Pope Francis talks about this love, the love that is based on both faith and reason, as being based on trust. When he writes about the passage from 1 Corinthians, 13:4-7, “(love) believes all things,” he writes about the great trust that develops between spouses. It is important to keep in mind that this trust is not merely between the husband and wife, but also between the husband, wife, and God. If you are living in a sacramental marriage, remember that God is at the center of the relationship. For those who regularly read this column you have heard me quote the title of a book by Archbishop Fulton J. Sheen, “It Takes Three to Be Married” and the three are husband, wife and God.

Just think if every couple trusted not only each other but also trusted that God was at the center of their marriage. If couples believed this, then every interaction they had would be understood as an interaction that includes God. Can you imagine what would be said (and also what would not be said) if couples, during every interaction, trusted that God was listening – was involved in the conversation. Just think if every couple would trust that they could regularly turn to God to understand the way, the truth and the life God wants them to live as a married couple?

I think of a couple who regularly turned to God in prayer when they had a decision to make or a situation to address. I am not talking about something like “what should we watch on TV tonight,” but most things (such as “what should we do this weekend”) were presented to God in prayer. They would pray together, asking God questions about how they should be spending their time, what to do about their children, and how to allocate their money to name a few. They did not expect to literally hear the voice of God in reply. No, they would go ahead and talk with each other and address the situation as most couples do but they based their conversation on their trust in God’s guidance.

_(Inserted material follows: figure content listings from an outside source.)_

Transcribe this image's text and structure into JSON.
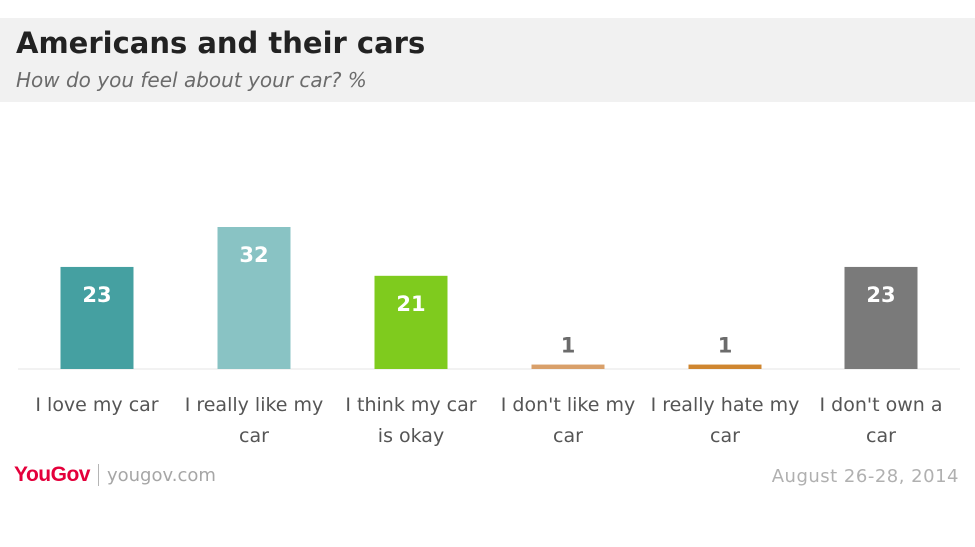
{
  "header": {
    "title": "Americans and their cars",
    "subtitle": "How do you feel about your car? %"
  },
  "footer": {
    "brand": "YouGov",
    "url": "yougov.com",
    "date": "August 26-28, 2014"
  },
  "chart_data": {
    "type": "bar",
    "title": "Americans and their cars",
    "subtitle": "How do you feel about your car? %",
    "xlabel": "",
    "ylabel": "",
    "categories": [
      [
        "I love my car"
      ],
      [
        "I really like my",
        "car"
      ],
      [
        "I think my car",
        "is okay"
      ],
      [
        "I don't like my",
        "car"
      ],
      [
        "I really hate my",
        "car"
      ],
      [
        "I don't own a",
        "car"
      ]
    ],
    "values": [
      23,
      32,
      21,
      1,
      1,
      23
    ],
    "colors": [
      "#45a0a1",
      "#89c3c4",
      "#7fcb1e",
      "#d9a06a",
      "#cf8630",
      "#7a7a7a"
    ],
    "label_colors": [
      "#ffffff",
      "#ffffff",
      "#ffffff",
      "#6b6b6b",
      "#6b6b6b",
      "#ffffff"
    ],
    "data_labels": [
      "23",
      "32",
      "21",
      "1",
      "1",
      "23"
    ],
    "ylim": [
      0,
      32
    ],
    "grid": false,
    "legend": "none"
  }
}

Their prayer opened them to follow Jesus in all that they did in their family and marital life. And it worked! Their marriage was happy and their children were loving and respectful and they all became great Catholic adults.

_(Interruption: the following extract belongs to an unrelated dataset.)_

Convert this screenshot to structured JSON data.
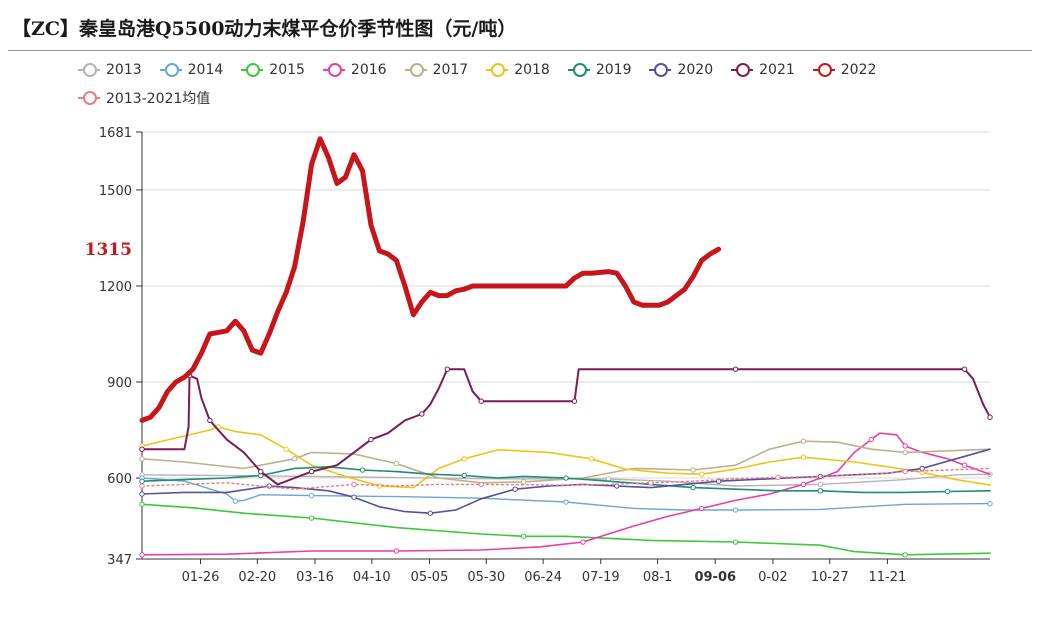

It is so easy for couples to rely solely on the trust they have in each other to work things out. And it is a great thing when couples trust each other so that they see each other as part of a collaborative team. But this column suggests that such couples expand their circle of trust to include God. Trust that God is present in your marriage to guide you and enter into prayer to seek the answer God has for you. Go to Mass, receive Eucharist, experience the Sacrament of Reconciliation, pray with each other in your home, pray with friends who are married pray by yourself. As a couple ask God, “do you love us?,” and know what the answer will be – YES!